The effective batch size is 4 (per-device) x 8 (gradient accumulation) x 1 (GPU) = 32. The model processes 4 examples per forward pass, accumulates gradients over 8 such passes, and then performs one optimizer step using the averaged gradients from all 32 examples.

3. You observe that training loss is decreasing but validation loss starts increasing after 200 steps. What is happening and what should you do?

Show Answer

This is overfitting: the model is memorizing the training data rather than learning generalizable patterns. Solutions: (1) Stop training at step 200 and use that checkpoint (set load_best_model_at_end=True). (2) Add regularization (increase weight_decay to 0.05 to 0.1). (3) Reduce the number of epochs. (4) Augment the training dataset with more diverse examples. (5) Try a lower learning rate to slow the rate of weight updates.

4. Why is cosine annealing preferred over a constant learning rate for fine-tuning?

Show Answer

Cosine annealing smoothly reduces the learning rate from its peak to near zero over the course of training. This allows the model to make large updates early (when it is far from the optimum) and progressively smaller updates later (for fine-grained convergence). A constant learning rate risks overshooting the optimum in later stages, leading to oscillation and worse final performance. The warmup phase at the start prevents instability from large early gradients on the new data distribution.

5. What is the purpose of gradient checkpointing, and what is its tradeoff?

Show Answer

Gradient checkpointing reduces GPU memory usage during training by not storing all intermediate activations from the forward pass.
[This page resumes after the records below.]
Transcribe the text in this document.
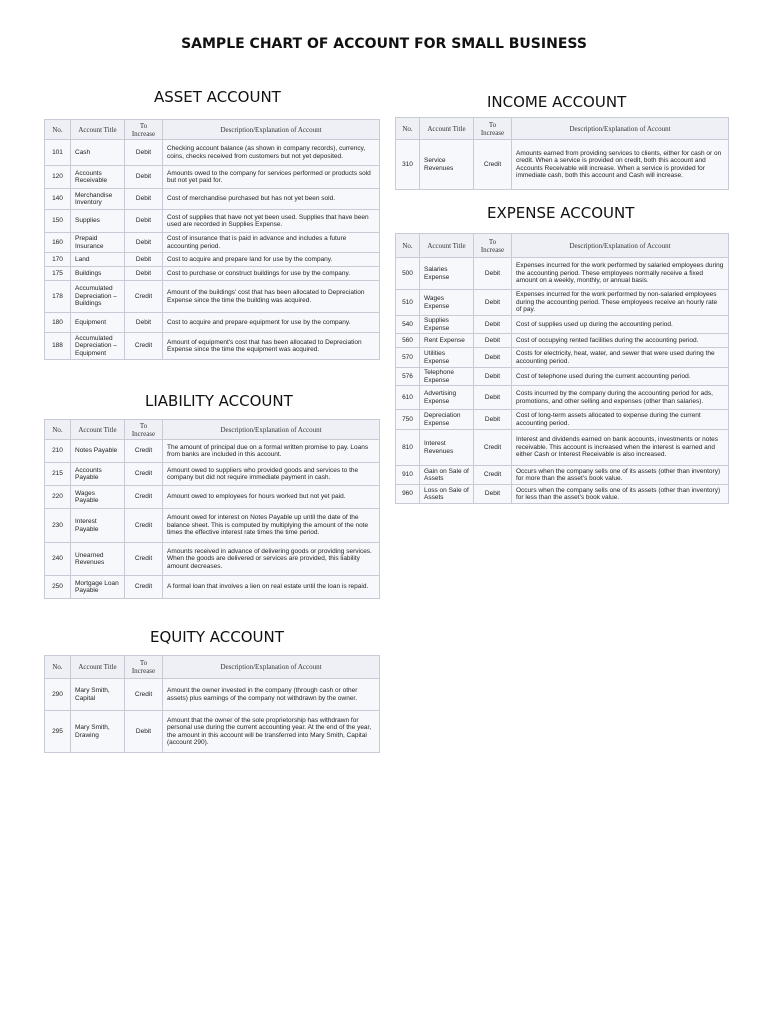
SAMPLE CHART OF ACCOUNT FOR SMALL BUSINESS
ASSET ACCOUNT
LIABILITY ACCOUNT
EQUITY ACCOUNT
INCOME ACCOUNT
EXPENSE ACCOUNT
No.	Account Title	To Increase	Description/Explanation of Account
101	Cash	Debit	Checking account balance (as shown in company records), currency, coins, checks received from customers but not yet deposited.
120	Accounts Receivable	Debit	Amounts owed to the company for services performed or products sold but not yet paid for.
140	Merchandise Inventory	Debit	Cost of merchandise purchased but has not yet been sold.
150	Supplies	Debit	Cost of supplies that have not yet been used. Supplies that have been used are recorded in Supplies Expense.
160	Prepaid Insurance	Debit	Cost of insurance that is paid in advance and includes a future accounting period.
170	Land	Debit	Cost to acquire and prepare land for use by the company.
175	Buildings	Debit	Cost to purchase or construct buildings for use by the company.
178	Accumulated Depreciation – Buildings	Credit	Amount of the buildings' cost that has been allocated to Depreciation Expense since the time the building was acquired.
180	Equipment	Debit	Cost to acquire and prepare equipment for use by the company.
188	Accumulated Depreciation – Equipment	Credit	Amount of equipment's cost that has been allocated to Depreciation Expense since the time the equipment was acquired.
No.	Account Title	To Increase	Description/Explanation of Account
210	Notes Payable	Credit	The amount of principal due on a formal written promise to pay. Loans from banks are included in this account.
215	Accounts Payable	Credit	Amount owed to suppliers who provided goods and services to the company but did not require immediate payment in cash.
220	Wages Payable	Credit	Amount owed to employees for hours worked but not yet paid.
230	Interest Payable	Credit	Amount owed for interest on Notes Payable up until the date of the balance sheet. This is computed by multiplying the amount of the note times the effective interest rate times the time period.
240	Unearned Revenues	Credit	Amounts received in advance of delivering goods or providing services. When the goods are delivered or services are provided, this liability amount decreases.
250	Mortgage Loan Payable	Credit	A formal loan that involves a lien on real estate until the loan is repaid.
No.	Account Title	To Increase	Description/Explanation of Account
290	Mary Smith, Capital	Credit	Amount the owner invested in the company (through cash or other assets) plus earnings of the company not withdrawn by the owner.
295	Mary Smith, Drawing	Debit	Amount that the owner of the sole proprietorship has withdrawn for personal use during the current accounting year. At the end of the year, the amount in this account will be transferred into Mary Smith, Capital (account 290).
No.	Account Title	To Increase	Description/Explanation of Account
310	Service Revenues	Credit	Amounts earned from providing services to clients, either for cash or on credit. When a service is provided on credit, both this account and Accounts Receivable will increase. When a service is provided for immediate cash, both this account and Cash will increase.
No.	Account Title	To Increase	Description/Explanation of Account
500	Salaries Expense	Debit	Expenses incurred for the work performed by salaried employees during the accounting period. These employees normally receive a fixed amount on a weekly, monthly, or annual basis.
510	Wages Expense	Debit	Expenses incurred for the work performed by non-salaried employees during the accounting period. These employees receive an hourly rate of pay.
540	Supplies Expense	Debit	Cost of supplies used up during the accounting period.
560	Rent Expense	Debit	Cost of occupying rented facilities during the accounting period.
570	Utilities Expense	Debit	Costs for electricity, heat, water, and sewer that were used during the accounting period.
576	Telephone Expense	Debit	Cost of telephone used during the current accounting period.
610	Advertising Expense	Debit	Costs incurred by the company during the accounting period for ads, promotions, and other selling and expenses (other than salaries).
750	Depreciation Expense	Debit	Cost of long-term assets allocated to expense during the current accounting period.
810	Interest Revenues	Credit	Interest and dividends earned on bank accounts, investments or notes receivable. This account is increased when the interest is earned and either Cash or Interest Receivable is also increased.
910	Gain on Sale of Assets	Credit	Occurs when the company sells one of its assets (other than inventory) for more than the asset's book value.
960	Loss on Sale of Assets	Debit	Occurs when the company sells one of its assets (other than inventory) for less than the asset's book value.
Instead, it recomputes activations during the backward pass as needed. The tradeoff is compute for memory: training is approximately 20% to 30% slower because of the recomputation, but memory usage decreases significantly (roughly 2x to 3x reduction). This enables fine-tuning larger models on GPUs with limited memory.

Key Takeaways

SFT loss is masked: only response tokens contribute to the loss; prompt tokens are labeled -100 and ignored during backpropagation.
Start with 2e-5 learning rate for 7B+ models, use cosine annealing with 5% to 10% warmup, and train for 2 to 3 epochs as a baseline.
Gradient accumulation lets you simulate large batch sizes on limited hardware; effective batch size = per_device_batch x grad_accum_steps x num_gpus.
Enable Flash Attention 2 and gradient checkpointing to maximize training efficiency and minimize memory usage.
Monitor both train and eval loss at every checkpoint; a growing gap signals overfitting and calls for early stopping or more regularization.
Run a sanity check (10 to 20 steps on a small subset) before every full training run to catch data format issues, OOM errors, and learning rate problems early.